Identifying the flavour descriptors for this coffee highlighted one of the main reasons why coffee professionals need to speak a common language such as that laid down by the Speciality Coffee Association and World Coffee Research organisation. My own initial tastings led me to peach-tea, opal fruits and lavender (which are the descriptors on the initial labels). Then a couple of folk looked blankly at me when I mentioned opal fruits. Apparently this brand name was renamed Starburst in 1998. Luckily I have some great tasters as helpers (Lewis and Tony) and together we were able to identify the more nuanced descriptors. Typically the interactions during a cupping session run along the lines of.. peachy, fruit-tea, peach-tea, liptons, more delicate, green tea, white tea, oolong. BINGO.
More on Ethiopian coffee
Among coffee-producing countries, Ethiopia holds near-legendary status not only because it’s the “birthplace” of Arabica coffee, but also because it is simply unlike every other place in the coffee world. Unlike the vast majority of coffee-growing countries, the plant was not introduced as a cash crop through colonisation. Instead, growing, processing, and drinking coffee is part of the everyday way of life, and has been for centuries, since the trees were discovered growing wild in forests and eventually cultivated for household use and commercial sale.
From an outsider’s perspective, this adds to the great complexity that makes Ethiopian coffee so hard to fully comprehend—culturally, politically, and economically as well as simply culinarily. Add to that the fact that the genetic diversity of the coffee here is unmatched globally; there is 99% more genetic material in Ethiopia’s coffee alone than in the entire rest of the world. There are no coffees that are spoken of with the reverence or romance that Ethiopian coffees are.

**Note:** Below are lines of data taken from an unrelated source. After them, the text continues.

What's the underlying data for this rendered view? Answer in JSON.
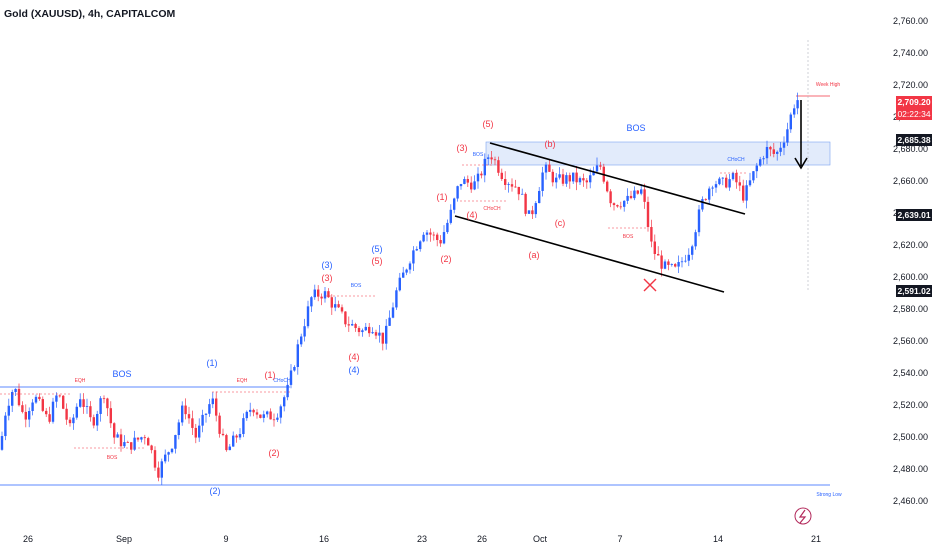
{
  "header": {
    "title": "Gold (XAUUSD), 4h, CAPITALCOM"
  },
  "colors": {
    "bull": "#2962ff",
    "bear": "#f23645",
    "line": "#000000",
    "zone": "#dbe7fb"
  },
  "price_tags": [
    {
      "label": "2,685.38",
      "value": 2685.38,
      "style": "dark"
    },
    {
      "label": "2,639.01",
      "value": 2639.01,
      "style": "dark"
    },
    {
      "label": "2,591.02",
      "value": 2591.02,
      "style": "dark"
    }
  ],
  "current_price": {
    "label": "2,709.20",
    "countdown": "02:22:34",
    "value": 2709.2
  },
  "annotations": {
    "bos": "BOS",
    "eqh": "EQH",
    "choch": "CHoCH",
    "week_high": "Week High",
    "strong_low": "Strong Low",
    "waves": {
      "one": "(1)",
      "two": "(2)",
      "three": "(3)",
      "four": "(4)",
      "five": "(5)",
      "a": "(a)",
      "b": "(b)",
      "c": "(c)"
    }
  },
  "chart_data": {
    "type": "candlestick",
    "title": "Gold (XAUUSD), 4h, CAPITALCOM",
    "ylim": [
      2450,
      2770
    ],
    "y_ticks": [
      "2,460.00",
      "2,480.00",
      "2,500.00",
      "2,520.00",
      "2,540.00",
      "2,560.00",
      "2,580.00",
      "2,600.00",
      "2,620.00",
      "2,640.00",
      "2,660.00",
      "2,680.00",
      "2,700.00",
      "2,720.00",
      "2,740.00",
      "2,760.00"
    ],
    "y_tick_values": [
      2460,
      2480,
      2500,
      2520,
      2540,
      2560,
      2580,
      2600,
      2620,
      2640,
      2660,
      2680,
      2700,
      2720,
      2740,
      2760
    ],
    "x_ticks": [
      "26",
      "Sep",
      "9",
      "16",
      "23",
      "26",
      "Oct",
      "7",
      "14",
      "21"
    ],
    "candle_path": [
      [
        0,
        2492
      ],
      [
        6,
        2518
      ],
      [
        14,
        2532
      ],
      [
        24,
        2512
      ],
      [
        34,
        2526
      ],
      [
        48,
        2510
      ],
      [
        58,
        2528
      ],
      [
        70,
        2505
      ],
      [
        80,
        2526
      ],
      [
        92,
        2508
      ],
      [
        104,
        2528
      ],
      [
        114,
        2500
      ],
      [
        128,
        2494
      ],
      [
        146,
        2502
      ],
      [
        158,
        2478
      ],
      [
        172,
        2496
      ],
      [
        184,
        2520
      ],
      [
        196,
        2500
      ],
      [
        212,
        2524
      ],
      [
        226,
        2490
      ],
      [
        240,
        2504
      ],
      [
        252,
        2520
      ],
      [
        262,
        2512
      ],
      [
        276,
        2514
      ],
      [
        288,
        2530
      ],
      [
        300,
        2562
      ],
      [
        312,
        2588
      ],
      [
        324,
        2590
      ],
      [
        334,
        2582
      ],
      [
        346,
        2572
      ],
      [
        362,
        2566
      ],
      [
        372,
        2570
      ],
      [
        384,
        2560
      ],
      [
        396,
        2590
      ],
      [
        410,
        2612
      ],
      [
        424,
        2630
      ],
      [
        440,
        2622
      ],
      [
        450,
        2638
      ],
      [
        460,
        2660
      ],
      [
        476,
        2658
      ],
      [
        490,
        2678
      ],
      [
        504,
        2662
      ],
      [
        518,
        2656
      ],
      [
        530,
        2636
      ],
      [
        544,
        2668
      ],
      [
        556,
        2660
      ],
      [
        572,
        2662
      ],
      [
        586,
        2658
      ],
      [
        600,
        2670
      ],
      [
        612,
        2646
      ],
      [
        628,
        2648
      ],
      [
        642,
        2654
      ],
      [
        652,
        2618
      ],
      [
        664,
        2606
      ],
      [
        676,
        2604
      ],
      [
        690,
        2618
      ],
      [
        702,
        2646
      ],
      [
        712,
        2660
      ],
      [
        722,
        2658
      ],
      [
        734,
        2662
      ],
      [
        744,
        2650
      ],
      [
        756,
        2668
      ],
      [
        766,
        2680
      ],
      [
        776,
        2676
      ],
      [
        786,
        2690
      ],
      [
        796,
        2712
      ],
      [
        800,
        2709
      ]
    ]
  }
}
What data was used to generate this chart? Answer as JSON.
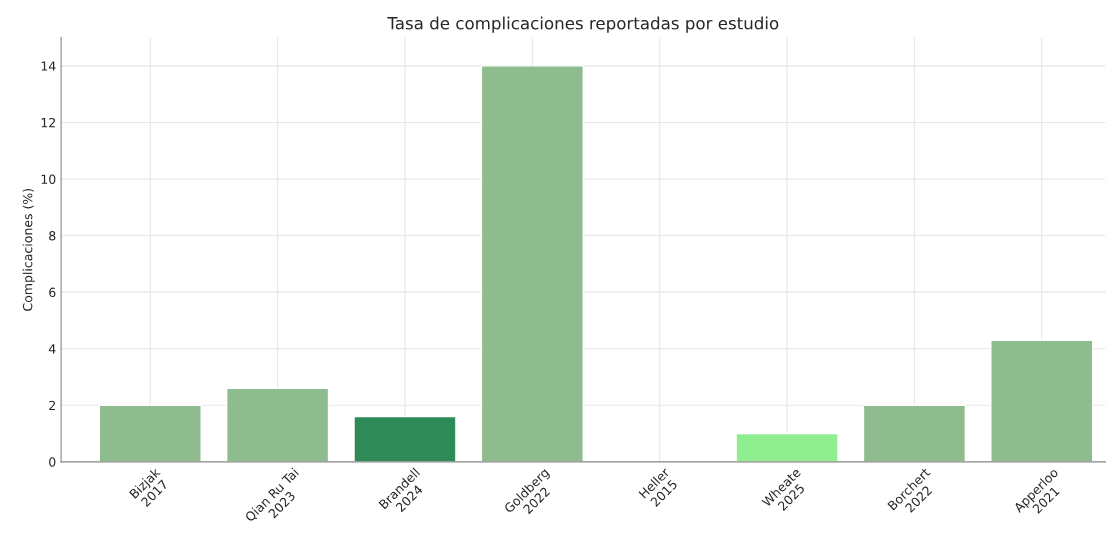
{
  "chart_data": {
    "type": "bar",
    "title": "Tasa de complicaciones reportadas por estudio",
    "ylabel": "Complicaciones (%)",
    "categories": [
      "Bizjak\n2017",
      "Qian Ru Tai\n2023",
      "Brandell\n2024",
      "Goldberg\n2022",
      "Heller\n2015",
      "Wheate\n2025",
      "Borchert\n2022",
      "Apperloo\n2021"
    ],
    "values": [
      2,
      2.6,
      1.6,
      14,
      null,
      1,
      2,
      4.3
    ],
    "colors": [
      "#8fbc8f",
      "#8fbc8f",
      "#2e8b57",
      "#8fbc8f",
      null,
      "#90ee90",
      "#8fbc8f",
      "#8fbc8f"
    ],
    "ylim": [
      0,
      15
    ],
    "yticks": [
      0,
      2,
      4,
      6,
      8,
      10,
      12,
      14
    ],
    "grid": true
  }
}
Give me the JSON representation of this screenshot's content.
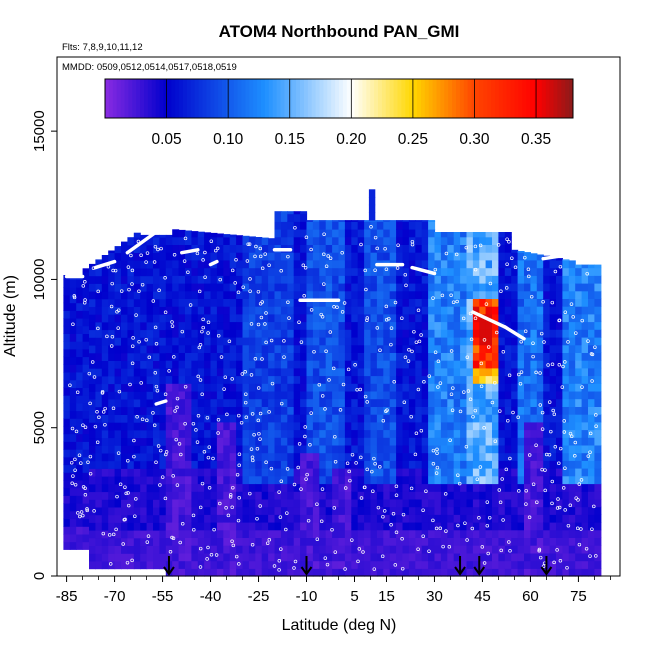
{
  "chart_data": {
    "type": "heatmap",
    "title": "ATOM4 Northbound PAN_GMI",
    "subtitle_flights": "Flts: 7,8,9,10,11,12",
    "subtitle_dates": "MMDD: 0509,0512,0514,0517,0518,0519",
    "xlabel": "Latitude (deg N)",
    "ylabel": "Altitude (m)",
    "xlim": [
      -88,
      88
    ],
    "ylim": [
      0,
      17500
    ],
    "x_ticks": [
      -85,
      -70,
      -55,
      -40,
      -25,
      -10,
      5,
      15,
      30,
      45,
      60,
      75
    ],
    "x_tick_labels": [
      "-85",
      "-70",
      "-55",
      "-40",
      "-25",
      "-10",
      "5",
      "15",
      "30",
      "45",
      "60",
      "75"
    ],
    "y_ticks": [
      0,
      5000,
      10000,
      15000
    ],
    "y_tick_labels": [
      "0",
      "5000",
      "10000",
      "15000"
    ],
    "colorbar": {
      "range": [
        0,
        0.38
      ],
      "ticks": [
        0.05,
        0.1,
        0.15,
        0.2,
        0.25,
        0.3,
        0.35
      ],
      "tick_labels": [
        "0.05",
        "0.10",
        "0.15",
        "0.20",
        "0.25",
        "0.30",
        "0.35"
      ],
      "colors": [
        "#8a2be2",
        "#0000cd",
        "#1e90ff",
        "#ffffff",
        "#ffd700",
        "#ff4500",
        "#ff0000",
        "#8b1a1a"
      ],
      "color_positions": [
        0,
        0.05,
        0.13,
        0.2,
        0.25,
        0.3,
        0.35,
        0.38
      ]
    },
    "arrow_latitudes": [
      -53,
      -10,
      38,
      44,
      65
    ],
    "colors": {
      "low": "#8a2be2",
      "mid_low": "#0000cd",
      "mid": "#1e90ff",
      "high": "#ff0000",
      "track": "#ffffff"
    }
  }
}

The majority of Ethiopia’s farmers are smallholders and sustenance farmers, with less than 1 hectare of land apiece; in many cases it is almost more accurate to describe the harvests as “garden coffee,” as the trees do sometimes grow in more of a garden or forest environment than what we imagine fields of farmland to look like. There are some large privately owned estates, as well as co-operative society comprising a mix of small and more mid-size farms, but the average producer here grows relatively very little for commercial sale.
There are several ways coffee is prepared for market in Ethiopia. Large estates are privately owned and operated by hired labor; the coffee is often picked, processed, and milled on the property. On the other end of the spectrum, “garden coffee” is brought by a farmer in cherry form to the closest or most convenient washing station, where it is sold and blended with other farmers’ lots and processed according to the desires of the washing station. Co-op members will bring their cherry to be weighed and received at a co-op washing station, where there is more traceability to the producer level as per membership rosters of the cooperative.
The profile of Ethiopian coffees will vary based on a number of factors, including variety, process, and micro-region. As a general rule of thumb, natural processed coffees will have much more pronounced fruit and deep chocolate tones, often with a bit of a winey characteristic and a syrupy body. Washed coffees will be lighter and have more pronounced acidity, though the individual characteristics will vary.
There is only one main harvest a year in Ethiopia which usually takes place in November and December across all of the country's growing regions. There are on average 4 passes made during the harvest period, and in regions that produce both washed and naturals, the last pass is used for the natural coffee. Washed coffees are then generally pulped on the same day that they are picked.
A mix of local variety’s. Such as native coffee of forest origin transferred to family smallholder plots. The varieties are referred to collectively as Ethiopian Heirloom, which is a myriad of local native Typica hybrids and new improved varietals based on the old strains.